Mayor Eric Garcetti said Wednesday that Los Angeles is considering a major crackdown on illegal marijuana shops that have been bedeviling the city's legal marketplace.
The move that could pump tens of millions of dollars into police enforcement comes as legal shops struggle to turn a profit while hundreds of illicit storefronts enjoy brisk sales, thanks to their typically cheaper, tax-free prices.
The legal shops "can't get undercut every single day by everybody else that's out there," the mayor told reporters at City Hall.
The Democratic mayor in his second term didn't put a precise figure on the spending for the city's upcoming budget, but he estimated it would be a ten-fold increase from the current year.
"It really comes down to how much overtime, how any officers we can have" closing illegal shops, he said.
The proliferation of illicit shops has outraged legal businesses that warn that the illicit shops pose safety and health concerns.

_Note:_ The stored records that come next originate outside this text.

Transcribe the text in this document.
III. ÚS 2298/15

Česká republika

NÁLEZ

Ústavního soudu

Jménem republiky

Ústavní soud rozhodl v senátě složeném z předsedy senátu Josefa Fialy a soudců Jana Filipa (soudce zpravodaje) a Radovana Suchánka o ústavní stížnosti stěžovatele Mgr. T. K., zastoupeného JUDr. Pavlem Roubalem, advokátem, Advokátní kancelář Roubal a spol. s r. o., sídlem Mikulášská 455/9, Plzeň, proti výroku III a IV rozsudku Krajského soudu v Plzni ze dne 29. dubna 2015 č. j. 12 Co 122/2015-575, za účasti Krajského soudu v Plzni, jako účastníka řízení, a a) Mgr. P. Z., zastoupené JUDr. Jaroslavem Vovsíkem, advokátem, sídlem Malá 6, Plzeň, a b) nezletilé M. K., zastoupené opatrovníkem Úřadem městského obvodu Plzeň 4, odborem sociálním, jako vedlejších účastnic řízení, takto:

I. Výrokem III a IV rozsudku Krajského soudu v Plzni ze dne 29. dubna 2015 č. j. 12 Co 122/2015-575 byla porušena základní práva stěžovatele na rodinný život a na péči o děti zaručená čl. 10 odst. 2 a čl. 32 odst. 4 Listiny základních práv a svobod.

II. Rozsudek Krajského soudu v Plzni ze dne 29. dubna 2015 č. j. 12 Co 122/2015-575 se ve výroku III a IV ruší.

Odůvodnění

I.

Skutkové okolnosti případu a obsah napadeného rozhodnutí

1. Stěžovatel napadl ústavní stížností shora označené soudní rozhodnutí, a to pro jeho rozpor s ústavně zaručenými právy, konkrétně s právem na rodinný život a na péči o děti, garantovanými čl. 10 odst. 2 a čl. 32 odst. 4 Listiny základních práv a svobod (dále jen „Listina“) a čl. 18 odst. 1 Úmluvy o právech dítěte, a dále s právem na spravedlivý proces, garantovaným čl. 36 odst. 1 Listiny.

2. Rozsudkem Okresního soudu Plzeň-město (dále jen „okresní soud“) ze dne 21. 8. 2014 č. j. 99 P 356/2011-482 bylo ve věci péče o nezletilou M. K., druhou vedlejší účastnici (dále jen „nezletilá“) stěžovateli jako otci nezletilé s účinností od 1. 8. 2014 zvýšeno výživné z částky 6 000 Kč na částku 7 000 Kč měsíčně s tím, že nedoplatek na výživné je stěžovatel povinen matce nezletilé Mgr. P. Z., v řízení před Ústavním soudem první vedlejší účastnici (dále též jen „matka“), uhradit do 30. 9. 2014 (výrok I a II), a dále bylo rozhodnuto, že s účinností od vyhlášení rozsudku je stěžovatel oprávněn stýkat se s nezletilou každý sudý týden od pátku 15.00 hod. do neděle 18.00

Pot sold in state-licensed shops is tested by independent labs.
Legal and illegal shops can sometimes operate in the same neighborhoods, with storefronts that look similar. In the unlicensed storefronts, prices can be 50 percent below the legal marketplace.
Industry officials welcomed the plan. By some estimates, up to 80 percent of the sales in the state still are under the table, snatching profits from legal storefronts.

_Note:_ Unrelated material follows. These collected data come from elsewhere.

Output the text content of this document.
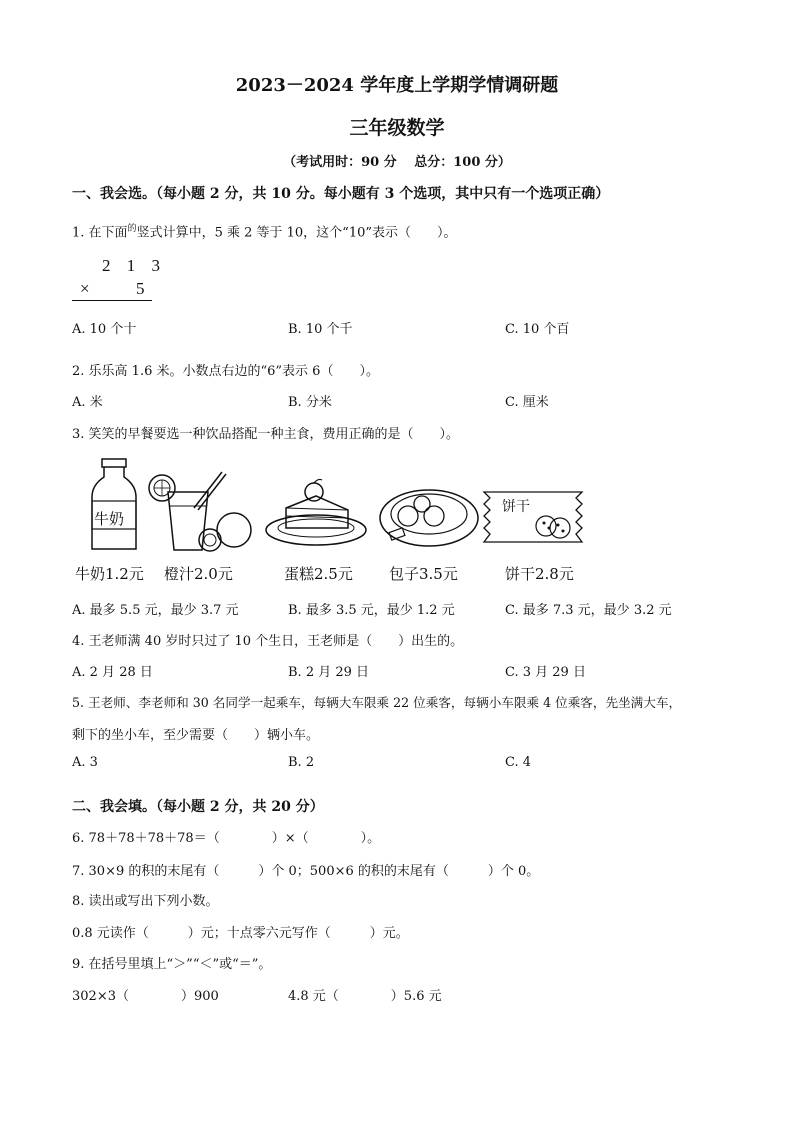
2023－2024 学年度上学期学情调研题
三年级数学
（考试用时：90 分　 总分：100 分）
一、我会选。（每小题 2 分，共 10 分。每小题有 3 个选项，其中只有一个选项正确）
1. 在下面$^的$竖式计算中，5 乘 2 等于 10，这个“10”表示（　　）。
2 1 3
× 5
A. 10 个十	B. 10 个千	C. 10 个百
2. 乐乐高 1.6 米。小数点右边的“6”表示 6（　　）。
A. 米	B. 分米	C. 厘米
3. 笑笑的早餐要选一种饮品搭配一种主食，费用正确的是（　　）。
牛奶
饼干
牛奶1.2元 橙汁2.0元	蛋糕2.5元 包子3.5元	饼干2.8元
A. 最多 5.5 元，最少 3.7 元	B. 最多 3.5 元，最少 1.2 元	C. 最多 7.3 元，最少 3.2 元
4. 王老师满 40 岁时只过了 10 个生日，王老师是（　　）出生的。
A. 2 月 28 日	B. 2 月 29 日	C. 3 月 29 日
5. 王老师、李老师和 30 名同学一起乘车，每辆大车限乘 22 位乘客，每辆小车限乘 4 位乘客，先坐满大车，
剩下的坐小车，至少需要（　　）辆小车。
A. 3	B. 2	C. 4
二、我会填。（每小题 2 分，共 20 分）
6. 78＋78＋78＋78＝（　　　　）×（　　　　）。
7. 30×9 的积的末尾有（　　　）个 0；500×6 的积的末尾有（　　　）个 0。
8. 读出或写出下列小数。
0.8 元读作（　　　）元；十点零六元写作（　　　）元。
9. 在括号里填上“＞”“＜”或“＝”。
302×3（　　　　）900	4.8 元（　　　　）5.6 元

With so much business going into the illicit market, many legal shops "have been laying off employees and cutting staff, trying to figure out how they can stay open and keep the lights on," said Ruben Honig, executive director of the United Cannabis Business Association, an industry group of licensed operators.
Garcetti said more enforcement money is also needed to break a familiar pattern: Illegal shops that are shut down quickly reopen somewhere else.
"We have to reward the good actors," the mayor said.
California kicked off broad legal pot sales in January 2018, but the state's effort to transform its longstanding illegal and medicinal marijuana markets into a unified, multibillion-dollar industry remains a work in progress.
The rollout of licenses has been slow. Many communities have banned marijuana sales or not created rules for the legal market to operate. A promised state tax windfall has yet to arrive, while businesses complain about hefty state and local tax rates that together can approach 50 percent in some communities.
LA is the largest U.S. city with a legal pot marketplace.